Professional ratings
Review scores
| Source | Rating |
| AllMusic | Star Half star |
| RapReviews | 8/10 |

==Track listing==

- Notes
- Tracks 1 and 17 are voice clips taken from the film performed by Ludacris.
- Tracks 4, 7, 10, 12 are not featured in the film.
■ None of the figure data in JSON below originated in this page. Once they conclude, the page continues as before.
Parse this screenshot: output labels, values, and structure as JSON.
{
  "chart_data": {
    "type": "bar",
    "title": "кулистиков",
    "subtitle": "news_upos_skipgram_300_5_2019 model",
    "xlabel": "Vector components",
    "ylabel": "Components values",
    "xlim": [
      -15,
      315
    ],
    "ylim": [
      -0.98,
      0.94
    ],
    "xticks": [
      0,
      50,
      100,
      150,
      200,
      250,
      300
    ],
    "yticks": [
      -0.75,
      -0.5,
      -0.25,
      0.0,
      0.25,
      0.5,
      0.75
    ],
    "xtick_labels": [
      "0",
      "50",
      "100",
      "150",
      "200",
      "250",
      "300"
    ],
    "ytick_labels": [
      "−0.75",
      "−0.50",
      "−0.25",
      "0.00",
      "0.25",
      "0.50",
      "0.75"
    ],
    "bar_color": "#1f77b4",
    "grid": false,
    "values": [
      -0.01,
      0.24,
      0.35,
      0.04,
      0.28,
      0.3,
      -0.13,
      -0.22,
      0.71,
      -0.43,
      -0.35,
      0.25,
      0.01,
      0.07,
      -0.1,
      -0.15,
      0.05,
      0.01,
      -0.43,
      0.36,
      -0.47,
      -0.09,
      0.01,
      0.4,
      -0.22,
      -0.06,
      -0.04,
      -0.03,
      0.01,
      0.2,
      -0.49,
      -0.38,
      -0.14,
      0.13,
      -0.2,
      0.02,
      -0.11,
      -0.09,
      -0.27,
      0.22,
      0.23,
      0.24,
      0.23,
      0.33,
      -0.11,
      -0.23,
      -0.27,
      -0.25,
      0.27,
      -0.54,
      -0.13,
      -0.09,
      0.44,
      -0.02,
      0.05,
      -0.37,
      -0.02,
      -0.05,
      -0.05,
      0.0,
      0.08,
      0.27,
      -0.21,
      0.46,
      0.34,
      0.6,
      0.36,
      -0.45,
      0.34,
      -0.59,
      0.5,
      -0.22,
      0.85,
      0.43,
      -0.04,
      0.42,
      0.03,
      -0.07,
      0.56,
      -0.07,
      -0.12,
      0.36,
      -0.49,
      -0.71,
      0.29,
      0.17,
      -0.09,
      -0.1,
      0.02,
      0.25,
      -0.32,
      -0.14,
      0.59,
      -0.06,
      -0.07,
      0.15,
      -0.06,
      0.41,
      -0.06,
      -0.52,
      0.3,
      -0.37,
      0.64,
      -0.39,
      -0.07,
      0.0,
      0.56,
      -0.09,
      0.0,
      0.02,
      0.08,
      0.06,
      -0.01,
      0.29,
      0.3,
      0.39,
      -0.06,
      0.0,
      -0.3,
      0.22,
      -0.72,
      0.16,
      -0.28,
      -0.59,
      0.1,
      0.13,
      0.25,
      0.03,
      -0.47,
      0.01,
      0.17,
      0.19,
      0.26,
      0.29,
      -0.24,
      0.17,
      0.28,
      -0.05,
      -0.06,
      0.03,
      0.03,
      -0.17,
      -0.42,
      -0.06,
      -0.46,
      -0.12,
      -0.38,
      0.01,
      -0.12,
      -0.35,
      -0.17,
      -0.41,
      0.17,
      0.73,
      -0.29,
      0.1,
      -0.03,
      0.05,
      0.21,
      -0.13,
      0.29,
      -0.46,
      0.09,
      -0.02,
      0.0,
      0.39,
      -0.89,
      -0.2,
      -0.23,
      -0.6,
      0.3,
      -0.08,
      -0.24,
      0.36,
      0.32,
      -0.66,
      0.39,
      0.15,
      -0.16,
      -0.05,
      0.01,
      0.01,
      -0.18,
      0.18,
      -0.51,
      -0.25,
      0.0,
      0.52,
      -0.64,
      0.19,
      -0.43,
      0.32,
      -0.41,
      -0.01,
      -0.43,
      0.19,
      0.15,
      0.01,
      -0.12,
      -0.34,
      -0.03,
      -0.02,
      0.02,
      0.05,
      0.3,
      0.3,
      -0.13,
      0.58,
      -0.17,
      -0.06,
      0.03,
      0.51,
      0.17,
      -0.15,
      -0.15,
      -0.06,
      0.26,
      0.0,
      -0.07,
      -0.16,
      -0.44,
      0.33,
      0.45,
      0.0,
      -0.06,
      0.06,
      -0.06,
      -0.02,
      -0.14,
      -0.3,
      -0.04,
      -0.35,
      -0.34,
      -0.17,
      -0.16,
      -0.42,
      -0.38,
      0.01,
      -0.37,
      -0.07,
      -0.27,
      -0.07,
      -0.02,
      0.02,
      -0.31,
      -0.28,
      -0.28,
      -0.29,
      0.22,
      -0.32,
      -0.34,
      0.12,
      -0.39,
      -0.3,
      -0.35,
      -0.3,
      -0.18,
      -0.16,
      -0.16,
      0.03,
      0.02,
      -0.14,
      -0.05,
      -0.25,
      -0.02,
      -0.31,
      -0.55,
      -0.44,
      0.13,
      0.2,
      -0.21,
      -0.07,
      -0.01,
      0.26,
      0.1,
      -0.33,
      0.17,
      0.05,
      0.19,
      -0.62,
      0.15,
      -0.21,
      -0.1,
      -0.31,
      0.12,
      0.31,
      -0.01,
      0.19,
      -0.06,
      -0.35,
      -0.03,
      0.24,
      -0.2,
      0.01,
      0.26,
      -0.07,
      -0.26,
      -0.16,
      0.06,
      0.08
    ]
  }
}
| No. | Title | Writer(s) | Producer(s) | Length |
|---|---|---|---|---|
| 1. | "Start (Intro)" (performed by Ludacris) |  |  | 0:09 |
| 2. | "Act a Fool" (performed by Ludacris) | Christopher Bridges; Keith McMasters; | Keith McMasters | 4:30 |
| 3. | "Represent" (performed by Trick Daddy) | Maurice Young; Carlos Hernandez; | Carlos Hernandez | 3:38 |
| 4. | "Slum" (performed by I-20 featuring Shawnna and Tity Boi) | Bobby Sandimanie; Rashawnna Guy; Tauheed Epps; Shondrae Crawford; | Bangladesh | 3:06 |
| 5. | "Pick Up the Phone" (performed by Tyrese and Ludacris featuring R. Kelly) | Bridges; Robert Kelly; | R. Kelly | 4:53 |
| 6. | "Hands in the Air" (performed by 8Ball) | Premro Smith; Dewayne Martin; Jason Boyd; | Big Du | 4:12 |
| 7. | "Gettin' It" (performed by Chingy) | Howard Bailey; Alonzo E. Lee Jr.; Shamar Daugherty; | The Trak Starz | 4:19 |
| 8. | "Block Reincarnated-(Remix)- Album Version (Edited)" (performed by Shawnna featuring Kardinal Offishall) | Guy; Jason Harrow; McMasters; | Keith McMasters | 3:59 |
| 9. | "Pump It Up" (performed by Joe Budden) | Joe Budden; Justin Smith; Claydes Smith; Dennis Ronald Thomas; George Brown; Richard Westfield; Robert Bell; Robert Spike Mickens; Ronald Bell; | Just Blaze | 4:11 |
| 10. | "Peel Off" (performed by Jin) | Jin Auyeng; Anthony Parrino; | Elite | 4:09 |
| 11. | "We Ridin'" (performed by Fat Joe) | Joseph Cartagena; Andre Lyon; Marcello Valenzano; | Cool & Dre | 3:01 |
| 12. | "Rollin on 20's" (performed by Lil' Flip) | Wesley Eric Weston; Anthony Sears; Chris Gallien; | Anthony Sears | 4:09 |
| 13. | "Fuck What a Nigga Say..." (performed by Dirtbag) | Jermany James; Lyon; Valenzano; | Cool & Dre | 3:16 |
| 14. | "Oye" (performed by Pitbull) | Armando Perez; Hugo Diaz; Luis Diaz; Steven Trujillo; | The Diaz Brothers | 4:02 |
| 15. | "Miami" (performed by K'Jon) | Kelvin Johnson; McMasters; | Keith McMasters | 4:18 |
| 16. | "Finish" (performed by Ludacris) |  |  | 0:10 |
| Total length: |  |  |  | 1:00:53 |

German bonus tracks
| No. | Title | Performer(s) | Length |
|---|---|---|---|
| 17. | "Remember" | Cronite | 4:26 |
| 18. | "Get Dirty" | DJ Desue featuring A.G. and Party Arty | 2:53 |

Japanese bonus tracks
| No. | Title | Performer(s) | Length |
|---|---|---|---|
| 19. | "Cruisin'" | Sphere of Influence | 4:39 |

==Bonus tracks==
On June 23, 2003, an alternate version of the album was released with two additional bonus tracks, "Remember" and "Get Dirty". On October 21, 2003, a further version was released with a single bonus song, "Comin' Up" by Saukrates.

==Charts==

===Weekly charts===

| Chart (2003) | Peak position |
|---|---|
| Austrian Albums (Ö3 Austria) | 22 |
| Belgian Albums (Ultratop Wallonia) | 50 |
| Canadian Albums (Billboard) | 11 |
| French Albums (SNEP) | 57 |
| German Albums (Offizielle Top 100) | 11 |
| New Zealand Albums (RMNZ) | 18 |
| Swiss Albums (Schweizer Hitparade) | 26 |
| US Billboard 200 | 5 |
| US Top R&B/Hip-Hop Albums (Billboard) | 1 |
| US Soundtracks Albums (Billboard) | 1 |

===Year-end charts===

| Chart (2003) | Position |
|---|---|
| German Albums (Offizielle Top 100) | 76 |
| US Billboard 200 | 98 |
| US Top R&B/Hip-Hop Albums (Billboard) | 63 |
| US Soundtrack Albums (Billboard) | 6 |

==Certifications==

| Region | Certification | Certified units/sales |
| Canada (Music Canada) | Gold | 50,000^{^} |
| United States (RIAA) | Gold | 500,000^{^} |
^{^} Shipments figures based on certification alone.